3 min read

CUNY Research Team Unveils Storm Resiliency Ideas For Jamaica Bay

CUNY Research Team Unveils Storm Resiliency Ideas For Jamaica Bay
Image courtesy of CUNY / Structures of Coastal Resilience.
Image courtesy of CUNY / Structures of Coastal Resilience.

After a year of research, a team led by City University of New York (CUNY) associate professor of landscape architecture Catherine Seavitt Nordenson has completed a proposal for an “adaptable framework for a resilient Jamaica Bay.” If implemented in any way, these ideas could not only prevent major flooding, but manage the overall risk of damage to both the coastal environment and the urban environments within.

Nordenson’s team’s proposals are part of a larger project called the Structures of Coastal Resilience (SCR), funded by funded by the Rockefeller Foundation and involving a larger team of four East Coast universities (Princeton, Harvard, and the University of Pennsylvania) that studied and proposed coastal resiliency designs.

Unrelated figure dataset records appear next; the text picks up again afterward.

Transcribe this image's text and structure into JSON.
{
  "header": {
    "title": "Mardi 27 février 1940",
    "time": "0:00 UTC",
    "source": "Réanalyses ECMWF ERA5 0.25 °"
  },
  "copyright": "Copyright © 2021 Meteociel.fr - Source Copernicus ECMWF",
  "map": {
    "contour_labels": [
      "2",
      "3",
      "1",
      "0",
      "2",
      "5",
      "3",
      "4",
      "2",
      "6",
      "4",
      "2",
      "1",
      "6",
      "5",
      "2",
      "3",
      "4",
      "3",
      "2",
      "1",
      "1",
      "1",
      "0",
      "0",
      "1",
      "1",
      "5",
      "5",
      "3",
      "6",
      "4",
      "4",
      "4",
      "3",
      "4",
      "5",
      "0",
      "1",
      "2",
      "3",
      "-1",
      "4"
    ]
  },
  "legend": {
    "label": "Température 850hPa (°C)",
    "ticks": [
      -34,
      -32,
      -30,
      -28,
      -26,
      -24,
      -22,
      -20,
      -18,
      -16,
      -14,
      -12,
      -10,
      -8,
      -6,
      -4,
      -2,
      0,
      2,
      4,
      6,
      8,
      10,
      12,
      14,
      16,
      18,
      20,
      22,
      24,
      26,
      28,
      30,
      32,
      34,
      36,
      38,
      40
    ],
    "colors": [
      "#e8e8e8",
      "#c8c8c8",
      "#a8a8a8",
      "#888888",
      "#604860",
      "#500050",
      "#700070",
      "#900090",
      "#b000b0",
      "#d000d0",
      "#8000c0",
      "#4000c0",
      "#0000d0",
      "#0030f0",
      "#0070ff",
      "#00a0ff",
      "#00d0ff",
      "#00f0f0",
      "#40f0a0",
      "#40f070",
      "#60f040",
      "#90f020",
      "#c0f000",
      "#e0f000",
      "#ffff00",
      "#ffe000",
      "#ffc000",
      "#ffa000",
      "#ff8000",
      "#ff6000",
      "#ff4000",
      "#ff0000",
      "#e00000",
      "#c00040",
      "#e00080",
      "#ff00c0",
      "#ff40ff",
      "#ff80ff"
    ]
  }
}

The other areas studied were Narrangansett Bay, Rhode Island; Atlantic City, New Jersey, and Norfolk, Virginia.

SCR’s Jamaica Bay proposals include three strategies:

  1. “the improvement of water quality and hydrologic flow and circulation throughout the bay,”
  2. “the enhancement of coastal verges at back-bay communities, and
  3. “the development of atoll terraces through bay nourishment and sediment capture via the natural processes of an “island motor” at the salt marsh islands.”
flow and circulation strat
The Flow and Circulation strategy takes the form of a tidal marsh inlet, an overwash plain, or a flushing tunnel, depending on the existing local context.
Verge Enhancement strat


Verge Enhancement may simply increase the height of existing high ground through an earthen berm, tie into existing infrastructure, or become an integrated hard structure at certain locations.

Jamaica Bay Marsh Atoll Terraces strat


The Atoll Terraces are established within existing shallow intertidal areas, allowing for sediment deposition and bay nourishment to increase the marsh island footprint as well as encourage fringe marsh development at appropriate zones along the perimeter of the Bay.

The CUNY/SCR study comes on the heels of a $19.5 million North Atlantic Coast Comprehensive Study by the U.S. Army Corps of Engineers (USACE) which includes “nature-based features — among them dunes, oyster and coral reefs, barrier islands, maritime forests, and wetlands.”

According to Nordensen, these features in the USACE study “marks a radical paradigm shift, [meaning] it’s not about flood control any more, nor is it about flood protection. Now, the concern is management of risk, hence the adoption of coastal storm risk management as the new guiding nomenclature.”

USACE’s focus on nature-based resiliency is also a pat on the back, of sorts, for CUNY/SCR’s work, she said.

One post-Sandy USACE report argues that recent marsh island restoration projects at Jamaica Bay effectively reduced the potential for erosion that threatens the critical infrastructural evacuation route provided by the Cross Bay Boulevard’s North Channel Bridge.
This speaks to our contention that the future success of the marsh islands is truly an infrastructural argument, rooted in plant morphology. With wetter and warmer climates coming, the nature of the plantings too calls for further exploration — imagine plant selections that are truly resilient, including submerged aquatic vegetation and low marsh species that tolerate these warmer waters.